Since BNR’s inception, we have always provided hosting for our clients. Not because it’s a big profit center (pro tip: it’s not and it’s a pain!) but because of the benefits of controlling the entire hosting environment. Not only do we not have to worry about pointing fingers when something goes wrong, but we can optimize our servers for the needs of our clients.

Knowing the technical benefits are great, but most business owner’s eyes start to glaze over when you start taking about minifying CSS and running mod_pagespeed as well as serving assets through a CDN. By the time you mention the proxy firewall they’re completely gone. Most people just don’t want to know the details, they just want their site to work and load fast.

Until recently, it was difficult to quantify the value of having BNR hosting. Then back in June of last year that all changed. A long-time client decided that they wanted to venture out and try their options. It was an amicable parting, no hard feelings at all it was just a business decision, and we can’t keep all of our clients forever.

Unfortunately for my former client, the firm they went with left a lot to be desired. Less than six months later, they had had enough and wanted their traffic back. Wait, what? That’s right. Over the few months that they had been gone from BNR the site experienced a 60% drop in traffic! Now they were under pressure from their advertisers because they could no longer support the ad space they had already sold.

It is important to note that the site was still on Joomla.
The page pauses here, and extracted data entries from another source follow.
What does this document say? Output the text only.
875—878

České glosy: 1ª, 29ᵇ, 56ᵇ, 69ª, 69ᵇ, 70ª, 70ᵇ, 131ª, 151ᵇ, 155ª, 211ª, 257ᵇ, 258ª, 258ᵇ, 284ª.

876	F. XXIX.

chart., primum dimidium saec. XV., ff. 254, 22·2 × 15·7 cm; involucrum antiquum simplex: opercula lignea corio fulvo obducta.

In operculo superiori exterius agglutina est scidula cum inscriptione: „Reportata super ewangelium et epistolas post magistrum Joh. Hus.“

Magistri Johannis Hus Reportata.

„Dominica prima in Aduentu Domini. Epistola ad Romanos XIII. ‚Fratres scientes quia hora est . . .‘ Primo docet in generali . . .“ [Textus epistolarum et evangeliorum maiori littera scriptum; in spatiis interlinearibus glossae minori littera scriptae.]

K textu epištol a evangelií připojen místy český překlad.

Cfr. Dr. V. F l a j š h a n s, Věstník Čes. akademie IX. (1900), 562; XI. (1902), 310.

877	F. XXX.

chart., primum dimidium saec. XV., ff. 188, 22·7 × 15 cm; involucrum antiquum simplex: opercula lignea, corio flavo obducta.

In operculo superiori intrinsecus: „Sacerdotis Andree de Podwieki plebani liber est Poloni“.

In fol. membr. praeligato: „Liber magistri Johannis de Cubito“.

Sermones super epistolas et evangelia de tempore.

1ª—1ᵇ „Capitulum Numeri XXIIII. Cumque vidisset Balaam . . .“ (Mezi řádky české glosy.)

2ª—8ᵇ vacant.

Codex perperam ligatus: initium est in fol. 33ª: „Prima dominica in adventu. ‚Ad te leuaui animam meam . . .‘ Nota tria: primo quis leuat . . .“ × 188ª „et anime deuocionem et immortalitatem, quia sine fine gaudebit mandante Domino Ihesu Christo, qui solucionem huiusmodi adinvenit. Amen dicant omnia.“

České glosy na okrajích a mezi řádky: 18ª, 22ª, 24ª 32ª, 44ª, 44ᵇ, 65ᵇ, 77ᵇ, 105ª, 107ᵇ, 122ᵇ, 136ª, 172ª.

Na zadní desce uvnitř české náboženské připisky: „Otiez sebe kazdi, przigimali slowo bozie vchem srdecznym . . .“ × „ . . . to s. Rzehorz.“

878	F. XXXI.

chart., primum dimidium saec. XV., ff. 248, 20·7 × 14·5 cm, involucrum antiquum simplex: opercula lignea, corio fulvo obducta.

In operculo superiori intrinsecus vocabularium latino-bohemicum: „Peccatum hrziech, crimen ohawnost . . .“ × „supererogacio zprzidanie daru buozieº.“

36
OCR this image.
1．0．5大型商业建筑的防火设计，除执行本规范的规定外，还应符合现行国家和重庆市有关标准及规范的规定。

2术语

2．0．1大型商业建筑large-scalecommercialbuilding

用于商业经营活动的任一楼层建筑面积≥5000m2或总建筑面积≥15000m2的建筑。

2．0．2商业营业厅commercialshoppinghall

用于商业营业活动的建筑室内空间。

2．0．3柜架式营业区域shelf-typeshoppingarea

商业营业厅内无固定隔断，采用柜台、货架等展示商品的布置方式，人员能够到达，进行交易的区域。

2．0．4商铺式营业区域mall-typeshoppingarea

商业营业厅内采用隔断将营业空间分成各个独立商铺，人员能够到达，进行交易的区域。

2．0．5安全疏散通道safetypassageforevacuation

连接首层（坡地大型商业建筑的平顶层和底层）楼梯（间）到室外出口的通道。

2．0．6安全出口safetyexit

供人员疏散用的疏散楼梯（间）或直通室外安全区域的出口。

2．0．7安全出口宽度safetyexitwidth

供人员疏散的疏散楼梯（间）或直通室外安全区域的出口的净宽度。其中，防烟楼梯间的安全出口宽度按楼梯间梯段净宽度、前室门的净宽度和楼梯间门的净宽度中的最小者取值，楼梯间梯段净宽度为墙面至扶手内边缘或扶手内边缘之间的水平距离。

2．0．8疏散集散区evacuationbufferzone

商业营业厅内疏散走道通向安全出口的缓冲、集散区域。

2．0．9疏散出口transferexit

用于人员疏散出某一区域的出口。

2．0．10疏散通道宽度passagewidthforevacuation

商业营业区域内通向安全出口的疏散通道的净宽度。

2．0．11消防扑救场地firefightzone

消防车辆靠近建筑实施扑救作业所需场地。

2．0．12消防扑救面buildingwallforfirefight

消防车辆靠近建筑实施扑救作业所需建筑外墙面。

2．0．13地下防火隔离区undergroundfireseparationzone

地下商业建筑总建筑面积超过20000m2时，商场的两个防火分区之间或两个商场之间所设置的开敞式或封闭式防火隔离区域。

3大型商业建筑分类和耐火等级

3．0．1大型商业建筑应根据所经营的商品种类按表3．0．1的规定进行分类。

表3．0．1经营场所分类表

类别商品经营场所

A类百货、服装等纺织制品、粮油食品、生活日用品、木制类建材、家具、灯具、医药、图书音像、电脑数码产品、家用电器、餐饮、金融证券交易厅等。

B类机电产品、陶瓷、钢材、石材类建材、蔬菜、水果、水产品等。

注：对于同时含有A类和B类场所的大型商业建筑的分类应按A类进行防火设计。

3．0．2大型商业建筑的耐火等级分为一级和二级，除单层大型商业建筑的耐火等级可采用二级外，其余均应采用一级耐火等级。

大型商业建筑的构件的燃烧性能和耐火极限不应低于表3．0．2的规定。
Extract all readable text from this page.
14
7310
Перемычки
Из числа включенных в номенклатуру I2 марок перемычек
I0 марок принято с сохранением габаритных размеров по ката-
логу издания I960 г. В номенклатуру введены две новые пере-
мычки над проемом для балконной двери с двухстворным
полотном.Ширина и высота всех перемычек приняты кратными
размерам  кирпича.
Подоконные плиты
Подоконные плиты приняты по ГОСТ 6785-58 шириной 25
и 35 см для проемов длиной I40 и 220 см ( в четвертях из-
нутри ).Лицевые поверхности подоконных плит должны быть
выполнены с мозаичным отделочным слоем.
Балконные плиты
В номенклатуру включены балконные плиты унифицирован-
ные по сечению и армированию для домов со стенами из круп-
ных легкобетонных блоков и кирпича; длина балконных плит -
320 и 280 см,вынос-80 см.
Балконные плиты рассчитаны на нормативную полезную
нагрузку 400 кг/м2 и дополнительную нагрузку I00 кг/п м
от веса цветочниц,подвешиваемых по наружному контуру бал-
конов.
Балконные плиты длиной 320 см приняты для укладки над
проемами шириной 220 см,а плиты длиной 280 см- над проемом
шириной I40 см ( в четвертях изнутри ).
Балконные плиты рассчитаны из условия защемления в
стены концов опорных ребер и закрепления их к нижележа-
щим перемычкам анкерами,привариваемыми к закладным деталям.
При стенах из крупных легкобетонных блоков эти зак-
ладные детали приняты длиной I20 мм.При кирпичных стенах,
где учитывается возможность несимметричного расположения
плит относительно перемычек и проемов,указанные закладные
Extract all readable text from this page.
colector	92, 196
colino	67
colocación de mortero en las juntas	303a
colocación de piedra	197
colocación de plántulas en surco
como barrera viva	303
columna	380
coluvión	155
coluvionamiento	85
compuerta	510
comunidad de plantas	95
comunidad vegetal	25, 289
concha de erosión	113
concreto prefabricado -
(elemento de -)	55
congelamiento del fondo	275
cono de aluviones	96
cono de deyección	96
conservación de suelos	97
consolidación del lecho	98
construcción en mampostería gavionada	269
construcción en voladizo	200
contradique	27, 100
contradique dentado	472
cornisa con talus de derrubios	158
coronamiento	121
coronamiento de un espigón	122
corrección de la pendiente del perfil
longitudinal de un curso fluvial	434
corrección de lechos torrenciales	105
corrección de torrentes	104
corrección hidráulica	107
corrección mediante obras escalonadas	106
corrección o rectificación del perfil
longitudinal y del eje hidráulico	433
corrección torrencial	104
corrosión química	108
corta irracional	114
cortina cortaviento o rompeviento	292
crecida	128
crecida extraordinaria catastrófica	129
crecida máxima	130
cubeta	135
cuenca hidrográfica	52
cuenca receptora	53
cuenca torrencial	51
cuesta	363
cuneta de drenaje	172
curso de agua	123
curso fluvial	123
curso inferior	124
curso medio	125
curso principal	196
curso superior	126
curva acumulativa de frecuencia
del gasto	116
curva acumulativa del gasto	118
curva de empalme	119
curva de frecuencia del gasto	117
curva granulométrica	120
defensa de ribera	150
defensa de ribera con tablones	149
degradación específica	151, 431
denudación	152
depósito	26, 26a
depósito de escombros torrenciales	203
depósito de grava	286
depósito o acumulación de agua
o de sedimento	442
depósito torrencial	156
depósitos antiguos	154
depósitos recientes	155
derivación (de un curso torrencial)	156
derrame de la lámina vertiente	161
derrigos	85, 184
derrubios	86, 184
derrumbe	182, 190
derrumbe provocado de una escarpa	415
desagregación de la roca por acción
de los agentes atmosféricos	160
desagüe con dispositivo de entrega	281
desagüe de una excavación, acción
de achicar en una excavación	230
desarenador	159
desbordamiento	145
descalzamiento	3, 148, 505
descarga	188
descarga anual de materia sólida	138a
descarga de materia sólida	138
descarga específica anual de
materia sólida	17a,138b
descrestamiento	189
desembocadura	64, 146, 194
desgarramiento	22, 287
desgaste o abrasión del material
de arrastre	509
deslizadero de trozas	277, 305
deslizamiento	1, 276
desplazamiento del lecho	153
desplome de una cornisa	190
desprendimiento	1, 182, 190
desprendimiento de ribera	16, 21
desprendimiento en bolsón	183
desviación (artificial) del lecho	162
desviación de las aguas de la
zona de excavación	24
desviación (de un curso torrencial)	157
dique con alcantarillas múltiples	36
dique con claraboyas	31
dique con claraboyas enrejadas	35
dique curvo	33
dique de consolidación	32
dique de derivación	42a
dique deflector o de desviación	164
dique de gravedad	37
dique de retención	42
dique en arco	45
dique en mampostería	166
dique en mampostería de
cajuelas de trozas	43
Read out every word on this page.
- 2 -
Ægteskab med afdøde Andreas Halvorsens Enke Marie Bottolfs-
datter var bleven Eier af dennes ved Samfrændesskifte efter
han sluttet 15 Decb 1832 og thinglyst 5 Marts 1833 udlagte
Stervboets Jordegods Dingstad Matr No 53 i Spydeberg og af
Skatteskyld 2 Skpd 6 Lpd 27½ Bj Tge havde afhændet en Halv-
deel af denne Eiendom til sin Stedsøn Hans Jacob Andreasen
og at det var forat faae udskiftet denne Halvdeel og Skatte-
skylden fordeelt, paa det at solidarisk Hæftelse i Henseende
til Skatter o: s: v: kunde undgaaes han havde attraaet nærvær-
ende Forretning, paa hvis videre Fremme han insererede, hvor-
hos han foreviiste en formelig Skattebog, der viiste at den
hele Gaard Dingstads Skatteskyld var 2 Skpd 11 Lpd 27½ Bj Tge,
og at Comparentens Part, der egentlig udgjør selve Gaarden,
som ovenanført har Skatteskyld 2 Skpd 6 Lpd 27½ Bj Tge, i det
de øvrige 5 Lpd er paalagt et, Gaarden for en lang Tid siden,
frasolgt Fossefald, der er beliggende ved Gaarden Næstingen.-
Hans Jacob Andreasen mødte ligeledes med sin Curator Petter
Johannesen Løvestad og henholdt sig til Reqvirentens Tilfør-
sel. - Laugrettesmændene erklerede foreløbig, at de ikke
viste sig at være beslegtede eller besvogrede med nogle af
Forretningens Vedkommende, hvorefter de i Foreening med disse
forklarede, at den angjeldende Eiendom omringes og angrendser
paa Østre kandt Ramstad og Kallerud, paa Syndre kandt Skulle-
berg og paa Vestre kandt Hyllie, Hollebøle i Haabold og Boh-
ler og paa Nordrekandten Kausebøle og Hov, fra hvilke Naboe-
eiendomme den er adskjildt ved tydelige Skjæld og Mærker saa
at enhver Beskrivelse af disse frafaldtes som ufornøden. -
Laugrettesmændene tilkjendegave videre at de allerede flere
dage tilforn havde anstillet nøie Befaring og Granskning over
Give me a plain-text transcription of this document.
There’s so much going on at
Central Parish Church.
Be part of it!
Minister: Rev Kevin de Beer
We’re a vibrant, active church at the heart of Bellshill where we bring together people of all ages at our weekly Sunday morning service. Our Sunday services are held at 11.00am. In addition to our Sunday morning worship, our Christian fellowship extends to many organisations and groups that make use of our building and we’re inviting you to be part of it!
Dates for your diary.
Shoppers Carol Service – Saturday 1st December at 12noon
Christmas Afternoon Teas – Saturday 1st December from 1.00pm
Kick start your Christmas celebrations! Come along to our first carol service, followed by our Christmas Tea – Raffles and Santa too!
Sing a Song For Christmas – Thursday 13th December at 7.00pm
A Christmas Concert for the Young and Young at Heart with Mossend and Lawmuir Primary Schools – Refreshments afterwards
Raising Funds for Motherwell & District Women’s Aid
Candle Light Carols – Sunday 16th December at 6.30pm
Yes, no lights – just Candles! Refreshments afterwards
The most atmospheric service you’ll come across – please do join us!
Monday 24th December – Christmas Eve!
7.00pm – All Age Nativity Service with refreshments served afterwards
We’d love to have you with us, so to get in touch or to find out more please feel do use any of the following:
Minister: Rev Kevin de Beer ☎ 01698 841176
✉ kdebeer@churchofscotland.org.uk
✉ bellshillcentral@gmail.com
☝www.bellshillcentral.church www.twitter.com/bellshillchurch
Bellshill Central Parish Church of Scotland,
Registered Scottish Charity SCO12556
The new firm upgraded it from J1.5 to J2.5, but the template was exactly the same and all of the site functionality was the same. The content schedule was the same and for all intents and purposes, the front end of the site was no different. All of this is why I was thrilled to see the image above.

This is a graph taken straight from Google Analytics. It represents the total number of monthly page views on the site from June 2008 to September 2014. For reference, the 3 red lines where the graph makes sudden changes are as follows –

1. New site goes live – the old site is ported to Joomla and moves to a BNR server early in April 2011. The increased traffic is not surprising because the site being replaced was nearly 10 years old. Modern design and site features certainly account for much of the traffic increase.

2. Site moves to new server – The BNR built site is moved to its new home on June 1, 2013. The drop in traffic is immediate and severe. Traffic trends downward for the first time since the site was redesigned and bottoms out in November 2013.

3. Site is transferred back to BNR – near the end of November the site was moved back to BNRs servers. By this time the site had been hit with a manual Google penalty. BNR had the penalty removed within a week of moving the site. The site regained about 60% of its lost traffic the first month back and had its best month of traffic in January 2014.

Because the site was basically unchanged from Google’s perspective we had a nearly perfect single variable A/B test where hosting was the only difference. It’s unfortunate that my client has this experience, but luckily we were able to get everything back on track quickly before a disaster turned in to a catastrophic failure for the site.